The point is, however, that my classmates barely noticed I had no bra and no idea of what time it actually was. It was a women’s college. We weren’t there for the catwalk. It was hard work to be us, we thought, and it made our lives a bit easier when we could slap our way across campus in shower sandals rather than four-inch stilettos.

And mothers herding children can wear a Kroger’s bag, as far as I’m concerned, because I’m amazed these women are still operational at all, let alone willing to subject their children to the outside world and the outside world to their children.

But I couldn’t quite get enough of the images of these ladies with flowery hats and smart pocketbooks. Then I realized: Where would she put a purse? I’ve seen Crosley Park seats. They’re not big. Pocketbooks, I imagine, wouldn’t like living under one of them. Did she just… hold it in her lap? What if a foul ball came along? How did she hold a bottle of Coke at the same time? How do you hold a fellow’s hand with all this crap in your seat?

The Happiness of Crowds

When I went to the ballpark– and it’s been years– I’d strip down to pockets as much as possible to avoid hauling a purse through the Sun Deck. It was a frightening exercise– what if I couldn’t go nine innings without the second packet of tissues or the emergency back-up vent brush?– but one I imagine pocketbook-era ladies faced down every single day. How? The woman needed to look at a map if she needed to get anywhere. Where did she carry a map?
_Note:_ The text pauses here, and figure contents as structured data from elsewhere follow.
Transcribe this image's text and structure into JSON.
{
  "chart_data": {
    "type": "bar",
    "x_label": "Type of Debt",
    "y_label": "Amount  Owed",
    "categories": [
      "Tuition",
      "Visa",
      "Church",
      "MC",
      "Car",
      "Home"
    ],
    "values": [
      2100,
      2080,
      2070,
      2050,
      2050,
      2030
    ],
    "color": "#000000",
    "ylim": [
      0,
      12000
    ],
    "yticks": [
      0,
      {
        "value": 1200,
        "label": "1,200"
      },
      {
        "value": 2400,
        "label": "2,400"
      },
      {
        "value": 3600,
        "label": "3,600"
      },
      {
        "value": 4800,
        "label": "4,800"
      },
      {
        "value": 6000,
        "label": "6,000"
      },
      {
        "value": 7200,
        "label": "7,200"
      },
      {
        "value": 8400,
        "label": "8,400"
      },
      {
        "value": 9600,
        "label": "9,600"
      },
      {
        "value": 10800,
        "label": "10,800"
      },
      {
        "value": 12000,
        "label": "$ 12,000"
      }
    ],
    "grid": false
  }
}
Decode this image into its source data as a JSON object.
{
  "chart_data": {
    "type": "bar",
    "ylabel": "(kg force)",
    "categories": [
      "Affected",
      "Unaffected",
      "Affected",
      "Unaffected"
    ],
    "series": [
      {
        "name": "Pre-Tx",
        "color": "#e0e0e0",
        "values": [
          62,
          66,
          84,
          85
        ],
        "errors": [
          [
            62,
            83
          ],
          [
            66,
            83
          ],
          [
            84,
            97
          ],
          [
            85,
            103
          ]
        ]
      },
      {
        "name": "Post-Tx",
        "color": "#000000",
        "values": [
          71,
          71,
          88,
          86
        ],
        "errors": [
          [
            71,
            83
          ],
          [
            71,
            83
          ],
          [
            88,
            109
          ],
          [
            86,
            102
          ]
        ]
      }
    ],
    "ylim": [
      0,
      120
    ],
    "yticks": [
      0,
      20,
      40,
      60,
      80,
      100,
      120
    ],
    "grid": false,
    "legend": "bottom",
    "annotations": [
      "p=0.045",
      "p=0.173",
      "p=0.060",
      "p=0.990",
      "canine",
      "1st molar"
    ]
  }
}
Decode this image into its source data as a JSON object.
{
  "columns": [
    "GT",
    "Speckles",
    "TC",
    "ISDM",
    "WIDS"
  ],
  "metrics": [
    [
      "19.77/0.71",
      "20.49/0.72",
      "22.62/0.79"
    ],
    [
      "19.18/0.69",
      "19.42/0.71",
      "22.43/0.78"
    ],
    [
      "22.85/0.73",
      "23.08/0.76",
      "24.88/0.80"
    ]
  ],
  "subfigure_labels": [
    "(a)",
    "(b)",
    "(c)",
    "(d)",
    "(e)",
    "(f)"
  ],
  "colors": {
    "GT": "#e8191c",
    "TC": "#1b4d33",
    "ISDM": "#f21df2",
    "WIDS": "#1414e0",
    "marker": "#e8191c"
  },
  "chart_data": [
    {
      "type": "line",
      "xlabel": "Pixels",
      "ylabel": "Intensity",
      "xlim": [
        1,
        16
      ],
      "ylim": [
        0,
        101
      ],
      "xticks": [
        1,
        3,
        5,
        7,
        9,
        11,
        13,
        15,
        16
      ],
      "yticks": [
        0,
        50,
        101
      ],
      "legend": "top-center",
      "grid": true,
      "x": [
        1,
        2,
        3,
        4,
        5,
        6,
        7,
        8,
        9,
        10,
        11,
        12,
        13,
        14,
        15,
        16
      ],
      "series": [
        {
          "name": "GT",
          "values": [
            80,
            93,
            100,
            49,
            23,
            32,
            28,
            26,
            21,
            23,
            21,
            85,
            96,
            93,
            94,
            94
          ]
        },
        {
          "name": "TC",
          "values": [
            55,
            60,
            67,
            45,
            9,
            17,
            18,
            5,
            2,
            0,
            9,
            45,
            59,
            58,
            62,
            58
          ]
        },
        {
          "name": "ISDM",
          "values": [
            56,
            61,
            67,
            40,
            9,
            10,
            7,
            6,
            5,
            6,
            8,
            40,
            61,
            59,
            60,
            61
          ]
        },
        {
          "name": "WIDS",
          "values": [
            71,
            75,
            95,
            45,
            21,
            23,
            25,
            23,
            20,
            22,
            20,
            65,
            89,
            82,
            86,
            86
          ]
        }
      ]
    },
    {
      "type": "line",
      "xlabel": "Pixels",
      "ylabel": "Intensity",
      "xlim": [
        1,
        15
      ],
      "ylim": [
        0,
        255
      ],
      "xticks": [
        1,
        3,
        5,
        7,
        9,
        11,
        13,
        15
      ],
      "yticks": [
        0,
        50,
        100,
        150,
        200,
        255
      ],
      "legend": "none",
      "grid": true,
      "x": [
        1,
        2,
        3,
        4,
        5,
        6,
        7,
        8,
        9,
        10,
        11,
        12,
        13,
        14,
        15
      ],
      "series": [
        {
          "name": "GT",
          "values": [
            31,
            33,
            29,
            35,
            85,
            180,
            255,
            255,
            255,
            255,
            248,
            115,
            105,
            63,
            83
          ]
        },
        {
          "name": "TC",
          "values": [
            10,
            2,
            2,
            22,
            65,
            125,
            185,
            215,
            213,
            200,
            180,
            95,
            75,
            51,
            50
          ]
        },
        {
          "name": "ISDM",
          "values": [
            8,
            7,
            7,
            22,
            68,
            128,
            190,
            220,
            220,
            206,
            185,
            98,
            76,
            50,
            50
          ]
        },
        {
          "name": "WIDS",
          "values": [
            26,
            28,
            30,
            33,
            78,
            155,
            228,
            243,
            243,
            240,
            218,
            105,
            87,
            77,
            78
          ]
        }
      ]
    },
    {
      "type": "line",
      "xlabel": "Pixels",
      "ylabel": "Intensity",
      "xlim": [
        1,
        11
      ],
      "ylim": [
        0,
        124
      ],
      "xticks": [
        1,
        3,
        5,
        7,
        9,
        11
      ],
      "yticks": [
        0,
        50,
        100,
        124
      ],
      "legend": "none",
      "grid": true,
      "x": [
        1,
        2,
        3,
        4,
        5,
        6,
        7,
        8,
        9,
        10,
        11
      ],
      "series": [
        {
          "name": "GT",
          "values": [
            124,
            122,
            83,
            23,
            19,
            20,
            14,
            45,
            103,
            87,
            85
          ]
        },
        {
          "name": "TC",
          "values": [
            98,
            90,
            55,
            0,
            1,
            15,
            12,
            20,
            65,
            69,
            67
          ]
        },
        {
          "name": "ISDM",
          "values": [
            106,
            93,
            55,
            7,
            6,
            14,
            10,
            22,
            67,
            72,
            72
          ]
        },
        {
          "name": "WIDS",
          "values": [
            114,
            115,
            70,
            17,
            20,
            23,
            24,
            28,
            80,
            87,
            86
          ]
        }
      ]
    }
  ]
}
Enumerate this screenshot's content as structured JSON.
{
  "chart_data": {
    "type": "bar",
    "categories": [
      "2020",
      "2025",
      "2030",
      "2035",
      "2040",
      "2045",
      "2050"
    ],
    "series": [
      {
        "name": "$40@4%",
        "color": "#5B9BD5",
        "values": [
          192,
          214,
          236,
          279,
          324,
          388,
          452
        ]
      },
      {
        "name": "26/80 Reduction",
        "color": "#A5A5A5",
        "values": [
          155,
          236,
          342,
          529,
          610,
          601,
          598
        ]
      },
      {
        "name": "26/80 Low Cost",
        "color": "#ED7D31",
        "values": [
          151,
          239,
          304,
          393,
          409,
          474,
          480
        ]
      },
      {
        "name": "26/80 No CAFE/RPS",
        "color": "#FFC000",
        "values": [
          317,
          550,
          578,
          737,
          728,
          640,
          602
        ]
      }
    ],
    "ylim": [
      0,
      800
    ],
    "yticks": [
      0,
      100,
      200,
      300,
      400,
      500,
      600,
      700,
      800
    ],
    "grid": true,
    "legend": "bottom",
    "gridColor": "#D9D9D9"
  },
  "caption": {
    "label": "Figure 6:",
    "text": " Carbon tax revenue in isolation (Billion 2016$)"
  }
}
I’m thinking ladies might have been a little bit tougher when they had to reserve pants for farmwork only.

The parade of uniforms and the appearance of the crowds was a tour through fabrics, social change, and sneakers at Riverfront. But no matter what they were wearing or how hot it was, the fans were almost always smiling. They were watching baseball.

 

12 Responses

  1. gusnwally

    It was possible then for women to go straight from the Ruth Lyons show to the ball game.

  2. LDS

    Generally, I’m not a fan of dress codes or expectations, from women in dresses and panty hose to men in suits in ties. Overall, it’s simply artificial status unrelated to who the person is.

  3. Mark Moore

    Sweet piece with some vivid imagery. My first stint as an undergrad included a strict dress code (only lasted 3 semesters). But the dressing up for ballgames and the old air travel suits/dresses/ensembles still make my head turn a bit.

    In the end, they are “watching baseball” as you said. Not much better than that. It was enough for me last July up in DC when our Reds were winning.

  4. AMDG

    It’s always interesting to see photos of back when people cared enough to present themselves well, and dress modestly.

    • Mary Beth Ellis

      I have trouble finding Mass-appropriate dresses. Sometimes I don’t know if the item of clothing I’m looking at in a store is a dress or an unusually long shirt.

  5. Oldtimer

    I have a picture of 1958 Opening Day. Men in their Stetson hats and ladies in their hats and white gloves. Some wearing mink stoles.

    I remember the first Earth Day in 1970. I walked to class barefooted in cutoff bluejeans and t-shirt. I discovered skipping class as a sophomore. I perfected it as a super senior (second senior year) by earning only 3 credit hours of B grade in two semesters. I had 105 credit hours after 8 semesters. I had 108 after 10 semesters. I had 131 after the 11th (and final) semester. PS – I paid for the 9th, 10th, and 11th semesters by myself

  6. Jim Walker

    I am happy I missed most of this by being a guy raised in a rural small town environment. Dressing up was for Sunday go to meeting, weddings, funerals, and special extended family gatherings like Christmas/ Easter.

    We were always admonished though to be sure we had on clean underthings in case we got in a wreck and ended up at hospital, I always puzzled over this because it seemed if we were in a wreck and injured enough to be at hospital, one way or another our underthings would be soiled regardless.